BANDAR LAMPUNG – RSUD Dr. H. Abdul Moeloek (RSUDAM) Provinsi Lampung memberikan klarifikasi terkait penanganan jenazah korban kecelakaan maut di perlintasan kereta api dekat Stasiun Tanjung Karang, Kota Bandar Lampung, Sabtu (23/8/2025) pagi. Korban diketahui bernama Tn. A (60), warga Kelurahan Pasir Gintung, Kecamatan Tanjung Karang Pusat, yang tewas setelah tertabrak kereta api.
Dalam konferensi pers yang digelar, Senin (25/8/2025), Dihadiri dr. Yusmaidi, Sp.B-KBD, Plt. Wadir Keperawatan Pelayanan dan Penunjang Medik dr. Aberta Carolina, Sp.FM, serta Subkoor Substansi P3IP Desy Yuanita, SKM., M.Kes.
Kepala Instalasi Forensik RSUDAM melalui dr. Aberta Carolina, Sp.FM, menjelaskan bahwa sejak jenazah tiba di rumah sakit pukul 08.30 WIB bersama keluarga dan pihak Polresta Bandar Lampung, pihaknya langsung memberikan edukasi kepada keluarga terkait prosedur visum dan penerbitan Surat Keterangan Kematian.
“Pukul 09.00 WIB keluarga menyetujui dilakukan visum. Namun, proses baru bisa dimulai setelah ada surat resmi dari kepolisian sesuai Instruksi Kapolri Nomor 20 Tahun 1975. Tanpa surat itu, visum tidak dapat dilakukan karena jenazah korban kecelakaan masuk kategori barang bukti sebagaimana diatur Pasal 39 ayat (1) KUHP,” terang dr.

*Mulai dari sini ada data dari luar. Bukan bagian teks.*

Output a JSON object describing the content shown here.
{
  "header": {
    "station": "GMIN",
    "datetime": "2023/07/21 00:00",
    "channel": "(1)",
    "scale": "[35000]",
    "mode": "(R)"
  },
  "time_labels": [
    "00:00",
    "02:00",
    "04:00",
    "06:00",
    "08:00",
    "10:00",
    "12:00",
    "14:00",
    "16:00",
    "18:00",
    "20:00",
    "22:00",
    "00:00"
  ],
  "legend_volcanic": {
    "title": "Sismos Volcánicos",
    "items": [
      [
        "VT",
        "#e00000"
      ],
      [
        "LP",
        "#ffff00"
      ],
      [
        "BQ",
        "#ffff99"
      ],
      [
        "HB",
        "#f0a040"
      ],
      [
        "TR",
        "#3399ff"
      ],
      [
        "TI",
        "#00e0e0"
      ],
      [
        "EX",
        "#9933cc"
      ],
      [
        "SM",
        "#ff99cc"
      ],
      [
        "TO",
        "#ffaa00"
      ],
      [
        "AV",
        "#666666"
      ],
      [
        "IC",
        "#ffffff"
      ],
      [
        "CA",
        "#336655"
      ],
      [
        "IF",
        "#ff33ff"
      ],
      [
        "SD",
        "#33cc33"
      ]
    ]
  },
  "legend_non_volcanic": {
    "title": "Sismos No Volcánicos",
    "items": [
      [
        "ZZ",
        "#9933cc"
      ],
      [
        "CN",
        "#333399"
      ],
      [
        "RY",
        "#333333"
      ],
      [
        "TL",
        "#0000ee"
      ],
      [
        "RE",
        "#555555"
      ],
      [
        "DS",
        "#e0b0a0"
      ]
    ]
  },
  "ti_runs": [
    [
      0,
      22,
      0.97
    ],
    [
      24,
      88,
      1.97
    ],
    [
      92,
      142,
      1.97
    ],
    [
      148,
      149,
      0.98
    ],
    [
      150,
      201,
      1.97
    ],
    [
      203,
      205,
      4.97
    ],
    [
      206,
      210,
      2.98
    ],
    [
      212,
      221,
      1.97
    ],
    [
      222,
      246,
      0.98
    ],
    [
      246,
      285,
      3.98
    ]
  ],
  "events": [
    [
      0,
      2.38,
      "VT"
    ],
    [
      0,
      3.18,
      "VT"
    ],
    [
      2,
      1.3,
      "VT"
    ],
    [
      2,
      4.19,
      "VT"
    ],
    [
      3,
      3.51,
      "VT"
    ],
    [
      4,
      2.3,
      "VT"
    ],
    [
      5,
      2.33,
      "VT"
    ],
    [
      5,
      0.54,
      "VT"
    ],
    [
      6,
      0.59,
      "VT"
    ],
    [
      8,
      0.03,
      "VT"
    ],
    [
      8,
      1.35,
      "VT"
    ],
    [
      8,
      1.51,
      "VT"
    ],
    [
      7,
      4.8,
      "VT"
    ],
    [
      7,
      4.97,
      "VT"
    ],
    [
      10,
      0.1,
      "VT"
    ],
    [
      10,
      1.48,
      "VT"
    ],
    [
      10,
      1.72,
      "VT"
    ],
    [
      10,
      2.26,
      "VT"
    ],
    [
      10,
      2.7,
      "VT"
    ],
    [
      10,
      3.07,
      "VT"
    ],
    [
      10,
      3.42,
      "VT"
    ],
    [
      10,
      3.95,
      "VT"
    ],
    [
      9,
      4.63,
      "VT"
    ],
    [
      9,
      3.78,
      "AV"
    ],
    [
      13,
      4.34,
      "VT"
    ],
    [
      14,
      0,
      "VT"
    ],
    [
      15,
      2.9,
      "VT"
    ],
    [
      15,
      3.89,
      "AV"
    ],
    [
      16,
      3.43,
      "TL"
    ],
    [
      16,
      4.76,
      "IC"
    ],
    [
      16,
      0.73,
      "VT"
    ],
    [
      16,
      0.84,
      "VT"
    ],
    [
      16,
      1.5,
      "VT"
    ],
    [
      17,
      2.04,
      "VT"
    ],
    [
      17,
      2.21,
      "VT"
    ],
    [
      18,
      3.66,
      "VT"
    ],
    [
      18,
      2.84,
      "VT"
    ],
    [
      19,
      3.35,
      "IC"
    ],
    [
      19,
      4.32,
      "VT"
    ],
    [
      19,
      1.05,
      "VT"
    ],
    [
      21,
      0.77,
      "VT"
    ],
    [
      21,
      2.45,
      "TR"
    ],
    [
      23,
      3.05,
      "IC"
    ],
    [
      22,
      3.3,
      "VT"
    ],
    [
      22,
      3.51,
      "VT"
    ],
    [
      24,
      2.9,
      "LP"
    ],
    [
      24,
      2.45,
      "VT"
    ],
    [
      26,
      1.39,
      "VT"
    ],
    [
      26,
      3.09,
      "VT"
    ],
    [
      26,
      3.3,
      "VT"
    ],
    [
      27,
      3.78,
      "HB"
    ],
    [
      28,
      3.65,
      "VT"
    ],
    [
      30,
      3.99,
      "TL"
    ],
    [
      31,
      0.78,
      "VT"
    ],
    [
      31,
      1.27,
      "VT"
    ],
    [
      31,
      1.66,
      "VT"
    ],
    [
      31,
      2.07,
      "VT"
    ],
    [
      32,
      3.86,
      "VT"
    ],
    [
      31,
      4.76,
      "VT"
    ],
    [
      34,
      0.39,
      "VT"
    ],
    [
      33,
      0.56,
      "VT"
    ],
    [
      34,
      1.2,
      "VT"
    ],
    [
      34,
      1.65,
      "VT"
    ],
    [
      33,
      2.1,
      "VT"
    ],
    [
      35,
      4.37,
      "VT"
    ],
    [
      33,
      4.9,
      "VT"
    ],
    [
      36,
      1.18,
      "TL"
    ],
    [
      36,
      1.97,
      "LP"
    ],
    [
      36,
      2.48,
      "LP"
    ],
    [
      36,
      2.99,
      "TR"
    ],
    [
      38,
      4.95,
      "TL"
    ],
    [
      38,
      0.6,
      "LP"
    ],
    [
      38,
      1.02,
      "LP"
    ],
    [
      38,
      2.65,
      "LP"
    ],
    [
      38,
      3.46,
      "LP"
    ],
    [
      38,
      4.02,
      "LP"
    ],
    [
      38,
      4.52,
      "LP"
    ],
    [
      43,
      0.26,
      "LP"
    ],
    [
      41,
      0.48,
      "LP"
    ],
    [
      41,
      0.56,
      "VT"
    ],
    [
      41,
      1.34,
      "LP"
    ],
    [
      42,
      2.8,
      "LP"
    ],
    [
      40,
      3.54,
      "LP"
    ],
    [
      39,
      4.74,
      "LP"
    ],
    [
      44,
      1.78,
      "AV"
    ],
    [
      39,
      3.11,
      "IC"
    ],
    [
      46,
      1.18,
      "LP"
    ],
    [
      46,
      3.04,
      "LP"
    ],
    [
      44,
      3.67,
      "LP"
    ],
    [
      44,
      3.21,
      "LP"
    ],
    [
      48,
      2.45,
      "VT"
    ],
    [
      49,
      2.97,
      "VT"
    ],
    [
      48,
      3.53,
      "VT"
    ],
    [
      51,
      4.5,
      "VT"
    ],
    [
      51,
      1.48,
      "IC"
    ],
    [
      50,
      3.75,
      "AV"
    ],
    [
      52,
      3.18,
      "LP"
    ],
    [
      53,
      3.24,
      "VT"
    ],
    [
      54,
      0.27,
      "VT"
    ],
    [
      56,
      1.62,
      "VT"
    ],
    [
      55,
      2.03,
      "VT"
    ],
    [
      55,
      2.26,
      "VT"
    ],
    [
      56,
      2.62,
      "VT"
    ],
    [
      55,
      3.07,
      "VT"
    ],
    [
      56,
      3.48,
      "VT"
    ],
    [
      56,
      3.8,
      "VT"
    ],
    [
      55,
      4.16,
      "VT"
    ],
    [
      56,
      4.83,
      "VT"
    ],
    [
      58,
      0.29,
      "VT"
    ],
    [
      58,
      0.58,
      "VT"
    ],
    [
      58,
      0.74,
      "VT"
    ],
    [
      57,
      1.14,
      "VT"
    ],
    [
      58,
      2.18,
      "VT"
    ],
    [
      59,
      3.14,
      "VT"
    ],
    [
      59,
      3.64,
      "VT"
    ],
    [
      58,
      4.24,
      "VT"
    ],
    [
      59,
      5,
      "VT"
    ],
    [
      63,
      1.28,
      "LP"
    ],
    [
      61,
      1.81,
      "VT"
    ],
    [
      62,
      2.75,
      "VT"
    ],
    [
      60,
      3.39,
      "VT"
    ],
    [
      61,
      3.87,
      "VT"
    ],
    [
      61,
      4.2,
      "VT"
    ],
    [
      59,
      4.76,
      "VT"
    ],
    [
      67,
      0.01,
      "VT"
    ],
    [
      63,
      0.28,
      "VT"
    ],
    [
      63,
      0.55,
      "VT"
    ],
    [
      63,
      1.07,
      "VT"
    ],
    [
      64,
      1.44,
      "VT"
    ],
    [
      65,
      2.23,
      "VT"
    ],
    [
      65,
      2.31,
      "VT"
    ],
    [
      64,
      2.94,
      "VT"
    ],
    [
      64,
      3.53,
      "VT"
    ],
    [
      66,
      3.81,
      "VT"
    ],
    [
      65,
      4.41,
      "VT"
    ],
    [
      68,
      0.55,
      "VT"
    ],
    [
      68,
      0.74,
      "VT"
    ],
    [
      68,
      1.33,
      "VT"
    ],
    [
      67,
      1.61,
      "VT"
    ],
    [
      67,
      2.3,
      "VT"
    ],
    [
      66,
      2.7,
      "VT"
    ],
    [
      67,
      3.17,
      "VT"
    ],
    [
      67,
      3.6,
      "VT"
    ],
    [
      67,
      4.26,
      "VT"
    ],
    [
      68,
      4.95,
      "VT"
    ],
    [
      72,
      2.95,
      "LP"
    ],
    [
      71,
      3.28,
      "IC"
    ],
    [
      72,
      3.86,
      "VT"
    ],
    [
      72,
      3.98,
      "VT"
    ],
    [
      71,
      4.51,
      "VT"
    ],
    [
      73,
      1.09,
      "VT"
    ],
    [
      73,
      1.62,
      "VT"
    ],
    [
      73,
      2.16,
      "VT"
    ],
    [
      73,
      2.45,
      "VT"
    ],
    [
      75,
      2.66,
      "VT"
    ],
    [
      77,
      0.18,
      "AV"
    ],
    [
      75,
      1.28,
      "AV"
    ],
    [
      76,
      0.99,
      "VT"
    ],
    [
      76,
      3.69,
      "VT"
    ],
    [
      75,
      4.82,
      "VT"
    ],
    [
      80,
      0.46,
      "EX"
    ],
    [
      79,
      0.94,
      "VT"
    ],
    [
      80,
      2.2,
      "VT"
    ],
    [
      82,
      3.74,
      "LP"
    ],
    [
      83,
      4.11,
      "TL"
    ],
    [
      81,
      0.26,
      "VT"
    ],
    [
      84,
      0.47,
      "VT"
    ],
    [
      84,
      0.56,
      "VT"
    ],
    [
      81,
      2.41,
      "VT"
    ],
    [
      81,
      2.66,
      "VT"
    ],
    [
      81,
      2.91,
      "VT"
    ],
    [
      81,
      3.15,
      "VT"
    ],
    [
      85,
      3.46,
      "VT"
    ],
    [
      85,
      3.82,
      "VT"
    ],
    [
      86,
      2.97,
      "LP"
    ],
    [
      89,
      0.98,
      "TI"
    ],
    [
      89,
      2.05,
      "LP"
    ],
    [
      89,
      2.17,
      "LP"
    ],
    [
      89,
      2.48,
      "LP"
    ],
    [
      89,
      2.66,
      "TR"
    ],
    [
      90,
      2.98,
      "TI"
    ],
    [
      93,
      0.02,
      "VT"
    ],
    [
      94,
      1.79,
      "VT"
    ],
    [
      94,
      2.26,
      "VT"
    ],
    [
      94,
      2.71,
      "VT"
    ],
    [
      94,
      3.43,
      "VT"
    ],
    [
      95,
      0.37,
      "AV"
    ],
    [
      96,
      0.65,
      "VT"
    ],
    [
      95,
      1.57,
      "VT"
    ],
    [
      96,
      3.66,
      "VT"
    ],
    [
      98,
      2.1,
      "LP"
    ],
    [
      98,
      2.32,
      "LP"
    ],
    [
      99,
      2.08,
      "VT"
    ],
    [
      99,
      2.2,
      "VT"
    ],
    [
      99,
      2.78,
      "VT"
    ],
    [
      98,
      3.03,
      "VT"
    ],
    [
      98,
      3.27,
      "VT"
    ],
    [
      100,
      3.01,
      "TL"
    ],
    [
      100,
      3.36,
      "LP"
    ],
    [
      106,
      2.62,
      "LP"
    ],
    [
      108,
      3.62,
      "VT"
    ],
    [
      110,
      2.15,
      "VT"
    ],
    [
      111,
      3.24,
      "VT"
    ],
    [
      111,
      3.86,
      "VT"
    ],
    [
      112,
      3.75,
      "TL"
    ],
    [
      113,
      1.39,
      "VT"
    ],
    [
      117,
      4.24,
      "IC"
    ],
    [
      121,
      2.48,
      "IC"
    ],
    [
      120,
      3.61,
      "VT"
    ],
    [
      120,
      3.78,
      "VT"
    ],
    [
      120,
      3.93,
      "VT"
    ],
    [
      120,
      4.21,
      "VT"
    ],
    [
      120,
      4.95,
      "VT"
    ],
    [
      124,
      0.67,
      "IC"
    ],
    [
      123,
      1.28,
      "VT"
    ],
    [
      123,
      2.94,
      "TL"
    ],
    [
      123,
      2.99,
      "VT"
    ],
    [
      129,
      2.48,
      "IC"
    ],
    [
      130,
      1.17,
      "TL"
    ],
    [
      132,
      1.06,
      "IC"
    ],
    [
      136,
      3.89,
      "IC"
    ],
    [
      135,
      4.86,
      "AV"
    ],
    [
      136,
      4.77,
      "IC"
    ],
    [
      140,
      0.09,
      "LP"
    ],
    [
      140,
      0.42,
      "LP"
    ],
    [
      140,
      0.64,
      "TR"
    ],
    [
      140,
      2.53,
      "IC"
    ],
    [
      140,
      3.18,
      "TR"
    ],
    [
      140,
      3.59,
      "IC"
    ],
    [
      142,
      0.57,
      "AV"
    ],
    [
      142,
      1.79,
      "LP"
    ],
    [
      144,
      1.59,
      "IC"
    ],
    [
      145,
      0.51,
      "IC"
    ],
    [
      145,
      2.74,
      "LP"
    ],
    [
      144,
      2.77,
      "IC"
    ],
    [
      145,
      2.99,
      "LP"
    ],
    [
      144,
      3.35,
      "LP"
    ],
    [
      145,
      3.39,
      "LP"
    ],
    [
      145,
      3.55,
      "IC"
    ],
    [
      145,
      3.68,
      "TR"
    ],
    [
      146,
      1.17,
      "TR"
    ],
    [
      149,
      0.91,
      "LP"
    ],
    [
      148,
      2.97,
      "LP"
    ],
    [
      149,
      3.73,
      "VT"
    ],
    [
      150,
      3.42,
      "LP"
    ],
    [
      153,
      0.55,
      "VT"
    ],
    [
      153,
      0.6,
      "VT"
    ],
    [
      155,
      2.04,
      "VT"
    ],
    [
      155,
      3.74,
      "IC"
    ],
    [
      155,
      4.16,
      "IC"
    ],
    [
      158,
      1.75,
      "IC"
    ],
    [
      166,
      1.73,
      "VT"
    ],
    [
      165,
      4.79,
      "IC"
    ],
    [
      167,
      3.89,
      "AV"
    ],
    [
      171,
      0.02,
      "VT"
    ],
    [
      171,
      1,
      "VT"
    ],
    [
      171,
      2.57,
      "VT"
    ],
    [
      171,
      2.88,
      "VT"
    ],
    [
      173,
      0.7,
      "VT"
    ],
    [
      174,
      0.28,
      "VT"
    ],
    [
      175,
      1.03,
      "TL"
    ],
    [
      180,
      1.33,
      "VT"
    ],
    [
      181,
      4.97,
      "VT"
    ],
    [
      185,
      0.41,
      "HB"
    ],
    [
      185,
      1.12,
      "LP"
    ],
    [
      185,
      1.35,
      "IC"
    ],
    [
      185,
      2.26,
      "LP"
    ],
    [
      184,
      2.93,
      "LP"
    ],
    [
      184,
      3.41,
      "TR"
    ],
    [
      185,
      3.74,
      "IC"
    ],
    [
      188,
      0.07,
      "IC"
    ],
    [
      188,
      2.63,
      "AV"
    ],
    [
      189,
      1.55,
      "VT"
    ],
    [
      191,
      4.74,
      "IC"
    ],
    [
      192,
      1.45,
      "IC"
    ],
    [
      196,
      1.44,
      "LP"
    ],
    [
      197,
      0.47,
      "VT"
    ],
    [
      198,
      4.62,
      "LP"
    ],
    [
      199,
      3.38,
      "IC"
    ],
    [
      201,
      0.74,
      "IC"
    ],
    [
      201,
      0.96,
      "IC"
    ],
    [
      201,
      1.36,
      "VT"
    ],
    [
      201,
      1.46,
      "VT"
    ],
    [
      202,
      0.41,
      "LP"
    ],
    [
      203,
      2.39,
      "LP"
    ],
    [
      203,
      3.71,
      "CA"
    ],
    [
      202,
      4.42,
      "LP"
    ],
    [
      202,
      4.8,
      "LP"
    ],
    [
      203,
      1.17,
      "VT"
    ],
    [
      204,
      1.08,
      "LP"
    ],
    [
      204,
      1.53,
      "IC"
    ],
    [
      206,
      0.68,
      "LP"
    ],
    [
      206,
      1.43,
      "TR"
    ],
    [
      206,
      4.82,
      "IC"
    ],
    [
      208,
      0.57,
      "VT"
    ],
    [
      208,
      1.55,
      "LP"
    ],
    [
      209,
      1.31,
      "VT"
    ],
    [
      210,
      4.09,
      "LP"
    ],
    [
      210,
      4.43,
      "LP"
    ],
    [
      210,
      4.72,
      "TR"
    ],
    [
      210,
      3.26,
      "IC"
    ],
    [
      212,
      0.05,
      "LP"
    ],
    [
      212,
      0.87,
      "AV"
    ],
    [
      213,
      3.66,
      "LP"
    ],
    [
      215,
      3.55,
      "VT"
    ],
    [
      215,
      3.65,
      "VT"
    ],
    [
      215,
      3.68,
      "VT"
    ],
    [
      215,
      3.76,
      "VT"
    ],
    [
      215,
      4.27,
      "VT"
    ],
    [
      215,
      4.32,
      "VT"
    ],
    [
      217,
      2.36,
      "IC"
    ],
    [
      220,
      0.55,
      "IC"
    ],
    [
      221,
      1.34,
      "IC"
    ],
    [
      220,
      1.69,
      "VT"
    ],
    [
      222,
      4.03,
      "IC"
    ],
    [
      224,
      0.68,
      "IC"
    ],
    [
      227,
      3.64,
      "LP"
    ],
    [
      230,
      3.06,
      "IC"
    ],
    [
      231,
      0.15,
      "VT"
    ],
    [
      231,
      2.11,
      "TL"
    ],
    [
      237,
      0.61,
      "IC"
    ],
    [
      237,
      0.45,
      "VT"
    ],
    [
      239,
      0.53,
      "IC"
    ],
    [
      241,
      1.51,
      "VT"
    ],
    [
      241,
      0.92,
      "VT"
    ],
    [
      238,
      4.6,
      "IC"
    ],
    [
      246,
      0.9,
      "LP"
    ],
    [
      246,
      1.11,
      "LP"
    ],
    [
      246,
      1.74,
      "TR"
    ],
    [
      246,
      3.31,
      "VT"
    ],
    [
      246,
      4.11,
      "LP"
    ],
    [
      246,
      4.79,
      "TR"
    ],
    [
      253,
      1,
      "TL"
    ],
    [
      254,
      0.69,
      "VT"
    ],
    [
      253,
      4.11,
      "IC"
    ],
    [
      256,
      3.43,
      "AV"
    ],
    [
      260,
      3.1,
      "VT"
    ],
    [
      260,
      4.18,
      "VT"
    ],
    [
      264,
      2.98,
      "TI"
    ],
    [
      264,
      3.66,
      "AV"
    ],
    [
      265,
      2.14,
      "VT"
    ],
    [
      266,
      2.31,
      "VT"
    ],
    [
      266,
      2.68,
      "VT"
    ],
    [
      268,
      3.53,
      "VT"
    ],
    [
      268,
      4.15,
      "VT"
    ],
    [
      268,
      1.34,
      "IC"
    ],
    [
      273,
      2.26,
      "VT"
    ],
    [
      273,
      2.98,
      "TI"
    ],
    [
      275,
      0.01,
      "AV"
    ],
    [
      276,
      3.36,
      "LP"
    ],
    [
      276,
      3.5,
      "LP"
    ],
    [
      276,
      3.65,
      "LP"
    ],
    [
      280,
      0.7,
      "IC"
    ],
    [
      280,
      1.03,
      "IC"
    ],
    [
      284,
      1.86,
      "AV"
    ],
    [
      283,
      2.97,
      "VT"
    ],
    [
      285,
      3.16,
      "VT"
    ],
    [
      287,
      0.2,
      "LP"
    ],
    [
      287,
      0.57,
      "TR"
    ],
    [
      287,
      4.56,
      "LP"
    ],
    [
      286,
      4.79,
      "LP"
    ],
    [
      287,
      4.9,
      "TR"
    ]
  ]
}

Aberta.
Keterlambatan pemeriksaan, lanjutnya, bukan karena persoalan biaya, melainkan menunggu dokumen resmi dari kepolisian. Setelah surat diterima, tim forensik memulai proses visum dan rekonstruksi jenazah pada pukul 12.06 WIB hingga 14.00 WIB.
“Karena kondisi tubuh korban terpisah akibat kecelakaan, maka dilakukan rekonstruksi berat sehingga proses memakan waktu lebih lama dibandingkan visum biasa,” jelasnya.
Usai pemeriksaan, jenazah dikafani pada pukul 14.40 WIB dan diserahkan kepada keluarga untuk dibawa pulang menggunakan ambulans rumah sakit.
Terkait pembiayaan, pihak RSUDAM menyebutkan seluruh layanan mengacu pada tarif Pergub Provinsi Lampung dengan total biaya Rp3.478.379. Biaya tersebut meliputi visum, rekonstruksi berat, hingga perawatan jenazah.
“Perlu dipahami bahwa pelayanan forensik dan kamar jenazah untuk kasus kepolisian tidak ditanggung BPJS. BPJS hanya menanggung pemulasaraan bagi pasien yang meninggal saat dirawat di rumah sakit,” tegas dr. Aberta.
Ia menambahkan, meski keluarga berharap proses bisa dipercepat karena pertimbangan agama, pihak forensik tetap berpegang pada prosedur hukum. “Jenazah korban kecelakaan termasuk kematian tidak wajar, sehingga statusnya barang bukti. Pemeriksaan hanya dapat dilakukan setelah ada permintaan resmi dari polisi,” pungkasnya.